If your report showed more than 25 million in net premiums written, e‑file was required, and any additional or corrected filings for that fee year also had to be e‑filed. Paper would not be considered filed in that case.
Where did paper forms go in 2020, and did the IRS accept fax?
Paper went to the IRS Ogden address listed in the 2020 instructions, and for that year only the IRS allowed faxing Form 8963 with Form 8453‑R. Treat both details as historical references now.
Could the IRS publish what I filed?
Yes. Section 9010(g)(4) allows public inspection of Form 8963 data, including corrected reports.
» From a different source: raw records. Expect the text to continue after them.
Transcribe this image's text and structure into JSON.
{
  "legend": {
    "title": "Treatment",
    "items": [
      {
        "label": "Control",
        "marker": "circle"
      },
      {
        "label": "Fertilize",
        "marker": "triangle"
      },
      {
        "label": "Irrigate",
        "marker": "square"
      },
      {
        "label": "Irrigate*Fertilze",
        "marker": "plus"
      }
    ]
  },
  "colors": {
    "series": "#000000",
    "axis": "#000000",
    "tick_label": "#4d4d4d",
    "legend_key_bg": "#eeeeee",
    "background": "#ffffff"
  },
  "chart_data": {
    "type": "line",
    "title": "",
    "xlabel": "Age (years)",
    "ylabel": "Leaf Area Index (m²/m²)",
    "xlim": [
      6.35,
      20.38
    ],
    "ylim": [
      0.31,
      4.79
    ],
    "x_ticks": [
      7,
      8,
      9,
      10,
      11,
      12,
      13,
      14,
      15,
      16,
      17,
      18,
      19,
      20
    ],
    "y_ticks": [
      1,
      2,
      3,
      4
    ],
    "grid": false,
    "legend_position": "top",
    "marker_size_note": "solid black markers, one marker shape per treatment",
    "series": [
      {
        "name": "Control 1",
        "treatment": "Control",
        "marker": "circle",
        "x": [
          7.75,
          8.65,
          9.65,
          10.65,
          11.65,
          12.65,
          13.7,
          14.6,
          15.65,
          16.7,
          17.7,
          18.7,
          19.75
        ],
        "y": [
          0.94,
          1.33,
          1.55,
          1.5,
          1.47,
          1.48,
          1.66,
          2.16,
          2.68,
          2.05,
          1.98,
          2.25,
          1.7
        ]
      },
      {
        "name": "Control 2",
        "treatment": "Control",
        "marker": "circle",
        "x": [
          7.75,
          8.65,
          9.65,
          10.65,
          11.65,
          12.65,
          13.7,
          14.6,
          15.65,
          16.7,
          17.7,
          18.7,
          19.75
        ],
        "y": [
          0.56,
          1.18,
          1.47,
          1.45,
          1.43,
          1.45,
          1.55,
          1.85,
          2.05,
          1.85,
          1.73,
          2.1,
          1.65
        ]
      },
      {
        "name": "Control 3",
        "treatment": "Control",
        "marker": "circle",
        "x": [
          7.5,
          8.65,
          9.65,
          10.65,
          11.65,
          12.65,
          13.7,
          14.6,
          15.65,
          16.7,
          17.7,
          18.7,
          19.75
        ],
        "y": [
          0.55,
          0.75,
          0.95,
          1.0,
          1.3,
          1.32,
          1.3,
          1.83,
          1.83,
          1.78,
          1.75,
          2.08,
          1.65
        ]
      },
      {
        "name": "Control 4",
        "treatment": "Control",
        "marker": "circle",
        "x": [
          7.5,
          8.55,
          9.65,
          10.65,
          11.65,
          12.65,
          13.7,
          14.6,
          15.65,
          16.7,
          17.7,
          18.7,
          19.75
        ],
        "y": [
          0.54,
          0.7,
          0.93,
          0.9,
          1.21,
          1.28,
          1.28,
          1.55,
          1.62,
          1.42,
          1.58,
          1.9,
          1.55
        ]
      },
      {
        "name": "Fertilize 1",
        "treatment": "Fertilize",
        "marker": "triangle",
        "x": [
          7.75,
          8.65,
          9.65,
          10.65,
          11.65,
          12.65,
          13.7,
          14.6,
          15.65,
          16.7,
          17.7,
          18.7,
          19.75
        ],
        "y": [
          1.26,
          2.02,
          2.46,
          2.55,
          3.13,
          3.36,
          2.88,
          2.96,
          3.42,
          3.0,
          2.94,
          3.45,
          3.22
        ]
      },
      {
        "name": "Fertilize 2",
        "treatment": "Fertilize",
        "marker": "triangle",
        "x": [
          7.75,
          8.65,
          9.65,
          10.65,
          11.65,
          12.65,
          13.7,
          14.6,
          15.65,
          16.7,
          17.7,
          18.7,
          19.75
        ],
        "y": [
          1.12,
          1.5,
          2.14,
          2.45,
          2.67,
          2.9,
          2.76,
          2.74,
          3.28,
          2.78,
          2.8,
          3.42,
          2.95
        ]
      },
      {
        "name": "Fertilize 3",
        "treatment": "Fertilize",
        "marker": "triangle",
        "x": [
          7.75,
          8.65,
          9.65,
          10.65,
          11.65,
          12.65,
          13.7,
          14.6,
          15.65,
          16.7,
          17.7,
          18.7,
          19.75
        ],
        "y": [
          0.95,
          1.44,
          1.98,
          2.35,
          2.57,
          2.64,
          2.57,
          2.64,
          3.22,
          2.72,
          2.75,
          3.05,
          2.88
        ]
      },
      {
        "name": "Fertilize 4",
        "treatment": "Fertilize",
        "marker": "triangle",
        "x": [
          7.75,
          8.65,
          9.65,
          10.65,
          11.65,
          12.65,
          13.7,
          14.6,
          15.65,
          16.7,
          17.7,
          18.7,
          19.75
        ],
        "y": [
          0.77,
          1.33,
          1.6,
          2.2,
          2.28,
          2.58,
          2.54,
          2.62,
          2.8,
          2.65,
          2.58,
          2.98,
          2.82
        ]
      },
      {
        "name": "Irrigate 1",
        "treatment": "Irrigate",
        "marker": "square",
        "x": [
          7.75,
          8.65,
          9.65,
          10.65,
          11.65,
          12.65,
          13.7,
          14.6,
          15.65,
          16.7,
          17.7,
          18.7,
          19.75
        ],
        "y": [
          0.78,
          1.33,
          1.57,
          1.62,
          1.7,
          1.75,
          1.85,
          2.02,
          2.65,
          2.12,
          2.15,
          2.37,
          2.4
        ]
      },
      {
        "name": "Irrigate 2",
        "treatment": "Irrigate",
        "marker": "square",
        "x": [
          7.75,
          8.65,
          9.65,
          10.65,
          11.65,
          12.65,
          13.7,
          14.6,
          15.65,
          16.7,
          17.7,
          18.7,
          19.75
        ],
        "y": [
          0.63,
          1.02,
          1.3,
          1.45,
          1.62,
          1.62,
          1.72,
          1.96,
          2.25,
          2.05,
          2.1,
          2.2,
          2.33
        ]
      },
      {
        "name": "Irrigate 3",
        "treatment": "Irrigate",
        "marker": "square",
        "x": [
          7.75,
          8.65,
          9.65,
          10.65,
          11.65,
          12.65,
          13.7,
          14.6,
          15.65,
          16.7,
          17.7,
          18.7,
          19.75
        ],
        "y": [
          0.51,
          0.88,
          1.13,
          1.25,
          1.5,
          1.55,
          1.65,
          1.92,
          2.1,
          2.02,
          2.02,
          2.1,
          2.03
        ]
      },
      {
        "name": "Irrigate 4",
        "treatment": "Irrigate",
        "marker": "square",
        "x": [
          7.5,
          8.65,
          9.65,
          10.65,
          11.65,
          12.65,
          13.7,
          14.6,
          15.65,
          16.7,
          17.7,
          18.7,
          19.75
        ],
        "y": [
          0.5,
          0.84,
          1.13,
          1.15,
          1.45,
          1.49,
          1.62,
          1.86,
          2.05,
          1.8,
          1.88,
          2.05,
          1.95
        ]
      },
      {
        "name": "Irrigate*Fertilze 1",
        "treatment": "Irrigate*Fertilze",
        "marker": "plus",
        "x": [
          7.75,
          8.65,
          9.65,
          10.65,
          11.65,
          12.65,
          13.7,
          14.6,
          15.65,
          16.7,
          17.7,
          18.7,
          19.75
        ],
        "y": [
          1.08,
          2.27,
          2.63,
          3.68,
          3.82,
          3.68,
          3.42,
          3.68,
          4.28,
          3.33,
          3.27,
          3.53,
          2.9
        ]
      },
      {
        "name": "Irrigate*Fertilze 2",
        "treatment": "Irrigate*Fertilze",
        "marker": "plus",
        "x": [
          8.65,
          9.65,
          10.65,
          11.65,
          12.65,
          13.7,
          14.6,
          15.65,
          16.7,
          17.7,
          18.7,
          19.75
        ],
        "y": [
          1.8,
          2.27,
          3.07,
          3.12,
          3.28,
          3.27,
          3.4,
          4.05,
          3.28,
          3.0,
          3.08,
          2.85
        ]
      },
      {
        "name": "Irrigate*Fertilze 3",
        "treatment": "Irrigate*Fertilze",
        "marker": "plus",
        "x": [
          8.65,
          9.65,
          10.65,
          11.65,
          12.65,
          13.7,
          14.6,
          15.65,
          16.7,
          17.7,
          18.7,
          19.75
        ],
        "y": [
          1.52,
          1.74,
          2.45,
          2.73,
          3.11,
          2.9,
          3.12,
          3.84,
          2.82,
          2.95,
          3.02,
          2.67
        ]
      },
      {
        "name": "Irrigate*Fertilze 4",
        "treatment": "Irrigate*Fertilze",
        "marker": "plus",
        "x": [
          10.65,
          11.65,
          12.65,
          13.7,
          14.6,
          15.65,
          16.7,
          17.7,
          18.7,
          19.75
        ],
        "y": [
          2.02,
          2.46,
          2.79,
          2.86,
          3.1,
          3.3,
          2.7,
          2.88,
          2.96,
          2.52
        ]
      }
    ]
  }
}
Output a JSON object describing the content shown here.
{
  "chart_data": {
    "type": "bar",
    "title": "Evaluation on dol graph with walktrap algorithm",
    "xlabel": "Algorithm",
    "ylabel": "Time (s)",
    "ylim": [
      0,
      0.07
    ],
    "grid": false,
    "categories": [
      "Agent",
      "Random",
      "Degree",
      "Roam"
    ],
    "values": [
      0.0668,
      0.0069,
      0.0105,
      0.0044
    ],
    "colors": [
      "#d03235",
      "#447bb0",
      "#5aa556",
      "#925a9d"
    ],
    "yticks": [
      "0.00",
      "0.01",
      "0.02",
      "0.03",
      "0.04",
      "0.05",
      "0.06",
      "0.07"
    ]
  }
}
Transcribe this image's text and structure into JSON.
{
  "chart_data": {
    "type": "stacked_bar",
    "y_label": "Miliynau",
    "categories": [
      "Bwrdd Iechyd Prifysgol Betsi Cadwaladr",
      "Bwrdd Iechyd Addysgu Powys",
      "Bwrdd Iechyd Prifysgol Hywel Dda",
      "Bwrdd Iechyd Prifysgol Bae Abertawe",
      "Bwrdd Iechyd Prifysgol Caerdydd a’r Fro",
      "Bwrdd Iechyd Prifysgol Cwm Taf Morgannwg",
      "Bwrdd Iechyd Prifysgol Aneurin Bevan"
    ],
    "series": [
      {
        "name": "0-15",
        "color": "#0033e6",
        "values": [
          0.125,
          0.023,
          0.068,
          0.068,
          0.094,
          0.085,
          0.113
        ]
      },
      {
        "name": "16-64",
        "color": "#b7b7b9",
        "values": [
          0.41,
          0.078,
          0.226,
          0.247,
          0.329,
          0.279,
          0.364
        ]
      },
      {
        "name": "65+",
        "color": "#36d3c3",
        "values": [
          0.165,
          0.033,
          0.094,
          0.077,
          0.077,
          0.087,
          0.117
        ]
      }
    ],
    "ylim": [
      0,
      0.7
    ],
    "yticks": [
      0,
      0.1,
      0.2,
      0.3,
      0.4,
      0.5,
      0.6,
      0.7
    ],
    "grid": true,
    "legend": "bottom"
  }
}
Plan your documentation knowing that your numbers may be visible.
How did the timeline work in a typical year?
File by April 15, preliminary notice by June 15, corrections typically due by July 15, final fee due September 30. Use those dates to reconstruct and explain your historical file.
Practical Checklist You Can Use Today
Use this when you pick up an old file or receive an IRS letter about the 2020 fee year.
- Confirm fee year and data year, then state plainly that the fee does not apply after 2020.
- Identify controlled group membership as of December 31 of the data year, and name the designated entity.
- Rebuild net premiums written using the instruction definitions and tie to SHCE or MLR.
- Reconcile assumption vs indemnity reinsurance, then document any judgment calls.
- Validate whether e‑file was required, and if so, locate the IRS acknowledgment.
- If correcting, mark “Corrected report” and follow the electronic rules if the threshold applies.
Sample Reconciliation Note, One Paragraph
“Net premiums written reflect SHCE Part 2, line 1.1 columns 1‑10 plus 12 for 2019, reduced for MLR rebates per CCIIO filing, plus stand‑alone dental and vision as specified. We included assumption reinsurance written and reduced for assumption reinsurance ceded. We excluded indemnity reinsurance and did not reduce for indemnity reinsurance ceded. See schedules A‑1 through A‑3 and tie‑outs.”